UK shows pragmatism, high ambition in plan for post-Brexit cross-border disputes
22 August 2017. By Matthew Holehouse.
The UK's proposals today on handling cross-border legal disputes after Brexit tick many of boxes set out by London's legal industry.
The UK government today proposed signing up to two sets of European conventions to ensure that civil and commercial disputes continue to be heard before London courts, and their judgments enforced across the bloc after Brexit.
Doing so should soften the blow served by Brexit on the UK's lucrative legal industry.
It also reveals a more pragmatic approach to the country's future relationship with the EU Court of Justice, which oversees the bloc's system of civil judicial cooperation.
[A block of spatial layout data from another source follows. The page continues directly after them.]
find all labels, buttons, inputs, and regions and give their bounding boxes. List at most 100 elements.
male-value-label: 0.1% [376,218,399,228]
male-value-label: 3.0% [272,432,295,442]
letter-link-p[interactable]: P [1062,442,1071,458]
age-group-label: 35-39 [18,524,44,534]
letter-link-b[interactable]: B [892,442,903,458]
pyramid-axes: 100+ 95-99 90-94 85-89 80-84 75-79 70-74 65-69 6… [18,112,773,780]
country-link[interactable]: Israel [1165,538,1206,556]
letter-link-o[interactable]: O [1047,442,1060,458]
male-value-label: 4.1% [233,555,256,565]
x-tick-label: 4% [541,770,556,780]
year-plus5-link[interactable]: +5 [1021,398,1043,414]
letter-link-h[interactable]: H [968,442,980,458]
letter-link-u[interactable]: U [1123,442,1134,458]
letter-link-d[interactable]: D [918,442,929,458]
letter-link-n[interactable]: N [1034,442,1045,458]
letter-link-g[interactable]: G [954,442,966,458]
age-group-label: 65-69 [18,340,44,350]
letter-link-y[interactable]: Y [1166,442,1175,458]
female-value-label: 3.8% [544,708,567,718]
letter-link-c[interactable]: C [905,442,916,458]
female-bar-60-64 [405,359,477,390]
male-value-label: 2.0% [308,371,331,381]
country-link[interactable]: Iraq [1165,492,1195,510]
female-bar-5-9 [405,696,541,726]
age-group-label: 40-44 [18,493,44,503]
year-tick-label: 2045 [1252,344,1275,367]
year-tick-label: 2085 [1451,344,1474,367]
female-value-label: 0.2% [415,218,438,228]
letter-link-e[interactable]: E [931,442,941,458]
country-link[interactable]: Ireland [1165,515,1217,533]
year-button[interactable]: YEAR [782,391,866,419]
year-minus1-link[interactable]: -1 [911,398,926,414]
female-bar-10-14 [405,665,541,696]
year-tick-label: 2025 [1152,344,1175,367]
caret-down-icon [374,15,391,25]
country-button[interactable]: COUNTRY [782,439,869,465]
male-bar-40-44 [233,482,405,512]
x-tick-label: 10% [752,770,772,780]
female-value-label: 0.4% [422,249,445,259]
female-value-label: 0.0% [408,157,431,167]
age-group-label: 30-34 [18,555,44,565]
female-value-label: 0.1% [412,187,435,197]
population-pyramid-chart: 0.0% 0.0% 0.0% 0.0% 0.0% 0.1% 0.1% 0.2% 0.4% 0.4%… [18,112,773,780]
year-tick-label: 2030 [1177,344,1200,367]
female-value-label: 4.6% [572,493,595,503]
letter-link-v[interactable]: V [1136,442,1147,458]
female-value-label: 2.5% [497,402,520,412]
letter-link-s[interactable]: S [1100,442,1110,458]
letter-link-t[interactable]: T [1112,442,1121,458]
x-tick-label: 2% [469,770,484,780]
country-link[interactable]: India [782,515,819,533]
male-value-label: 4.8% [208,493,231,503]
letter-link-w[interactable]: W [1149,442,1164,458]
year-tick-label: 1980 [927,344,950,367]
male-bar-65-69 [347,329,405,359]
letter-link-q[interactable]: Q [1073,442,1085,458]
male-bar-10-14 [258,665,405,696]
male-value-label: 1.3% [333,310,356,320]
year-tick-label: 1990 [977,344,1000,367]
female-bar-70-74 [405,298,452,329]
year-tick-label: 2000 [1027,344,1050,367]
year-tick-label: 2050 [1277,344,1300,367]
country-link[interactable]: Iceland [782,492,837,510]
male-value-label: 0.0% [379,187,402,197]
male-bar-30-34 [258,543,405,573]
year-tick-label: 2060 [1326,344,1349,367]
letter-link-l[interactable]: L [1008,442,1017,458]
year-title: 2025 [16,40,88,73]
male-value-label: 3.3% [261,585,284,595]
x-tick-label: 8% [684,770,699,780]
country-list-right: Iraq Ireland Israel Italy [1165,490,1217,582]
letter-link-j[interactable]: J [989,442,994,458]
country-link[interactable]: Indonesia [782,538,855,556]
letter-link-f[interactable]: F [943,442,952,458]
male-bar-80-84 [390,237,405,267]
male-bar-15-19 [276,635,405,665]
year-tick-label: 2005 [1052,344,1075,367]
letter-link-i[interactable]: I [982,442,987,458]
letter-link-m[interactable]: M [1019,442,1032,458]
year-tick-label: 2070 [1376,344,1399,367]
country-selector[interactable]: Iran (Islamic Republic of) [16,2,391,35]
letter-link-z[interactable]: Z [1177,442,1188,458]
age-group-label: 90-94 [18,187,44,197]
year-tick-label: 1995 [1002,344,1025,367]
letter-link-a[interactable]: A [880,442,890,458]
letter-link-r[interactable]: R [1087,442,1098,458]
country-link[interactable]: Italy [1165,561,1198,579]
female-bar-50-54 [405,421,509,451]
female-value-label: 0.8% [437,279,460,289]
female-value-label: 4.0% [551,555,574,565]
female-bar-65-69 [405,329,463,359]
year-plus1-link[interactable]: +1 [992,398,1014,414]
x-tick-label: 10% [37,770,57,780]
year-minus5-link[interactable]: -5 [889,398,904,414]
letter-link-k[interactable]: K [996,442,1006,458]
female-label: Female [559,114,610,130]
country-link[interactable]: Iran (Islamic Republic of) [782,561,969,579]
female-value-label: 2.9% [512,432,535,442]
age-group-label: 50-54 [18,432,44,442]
The plans would oblige British courts to "pay due regard" to the rulings of the Luxembourg-based court, suggesting there won't be a clean break with it.
Yet, a suggestion that the EU should develop a bespoke arrangement for the UK — that effectively preserves the current "sophisticated and effective" rules that govern cases that spread over several EU countries — could be too optimistic.
After Brexit, the UK will drop legislation that determines where in the EU disputes about insurance, employment contracts, freight law and negligence should be heard — known as the Brussels I Regulation (Recast).
The regulation also ensures that judgments are recognized and enforced across borders.
To mitigate the effects, the UK plans to adhere to the Hague Conventions, which cover famil- law disputes such as abduction and maintenance payments. It also sets out which courts have jurisdiction to rule on international commercial transactions.
It also plans to take part in the 2007 Lugano Convention, which covers the recognition and enforcement of judgments in civil and commercial matters in disputes in EU states, Switzerland, Norway and Iceland. All EU states would have to agree to the UK's accession to this convention.
The third step is to transpose EU rules that govern the choice of law used in civil and commercial disputes, known as the Rome I and II regulations.
The plans suggest that the legal industry's lobbying efforts have paid off, and the government is attempting to address the concerns raised.
The House of Lords, the UK Parliament's upper chamber, said in March that these three measures would amount to a "workable solution" in the event country dropped the recast Brussels I regulation.
The Lords' report was highly critical of the Ministry of Justice, describing the government's position at the time as "lacking a clear policy" and negligent of the potential impact of Brexit on cross-border disputes.
"It is encouraging that the government has chosen to listen to the concerns raised by the solicitor profession, and give civil justice cooperation the high priority it clearly needs," the UK's Law Society said in a statement today.
Keeping the benefits
The Lugano Convention is based on the Brussels I Regulation before it was recast in 2012, and is regarded as less effective. Therefore, the UK government wants to set up a bespoke arrangement that will maintain the benefits of the current EU regime.
"Existing international conventions can provide for rules in some areas, but they would not generally provide the more sophisticated and effective interaction, based on mutual trust between legal systems, that currently benefits both EU and UK business, families and individual litigants," the position paper published today says.
"The UK will therefore seek an agreement with the EU that allows for close and comprehensive cross-border civil judicial cooperation on a reciprocal basis, which reflects closely the substantive principles of cooperation under the current EU framework."
In short, the UK will exit the EU, yet seek a deal better than that available to Norway and Switzerland, raising doubts that EU leaders would agree to it.
EU Court of Justice
The decision to accede to the Lugano Convention also demonstrates a new-found flexibility on the role of the EU Court of Justice after Brexit.
Prime Minister Theresa May has continuously vowed to end the "direct" jurisdiction of the bloc's top court.
But countries that adhere to the convention must "pay due regard" to the Luxembourg court's decisions on the functioning of the convention.
May is already aware that an excessively rigid approach towards the court could scupper an agreement.
Today's announcement indicates the UK is ready to adopt a model that would see national courts mirror legal precedents set in Luxembourg. Indeed, the policy paper acknowledges the difficulty in escaping the influence of the bloc's top court.
"The UK and the EU will need to ensure future civil judicial cooperation takes into account regional legal arrangements, including the fact that the [Court of Justice of the European Union] will remain the ultimate arbiter of EU law within the EU," the paper says.
Tomorrow, the UK government will release a paper setting out its proposals for a future UK-EU dispute-resolution mechanism. Today's paper is further evidence that a relationship more akin to what Norway enjoys with the EU is in sight.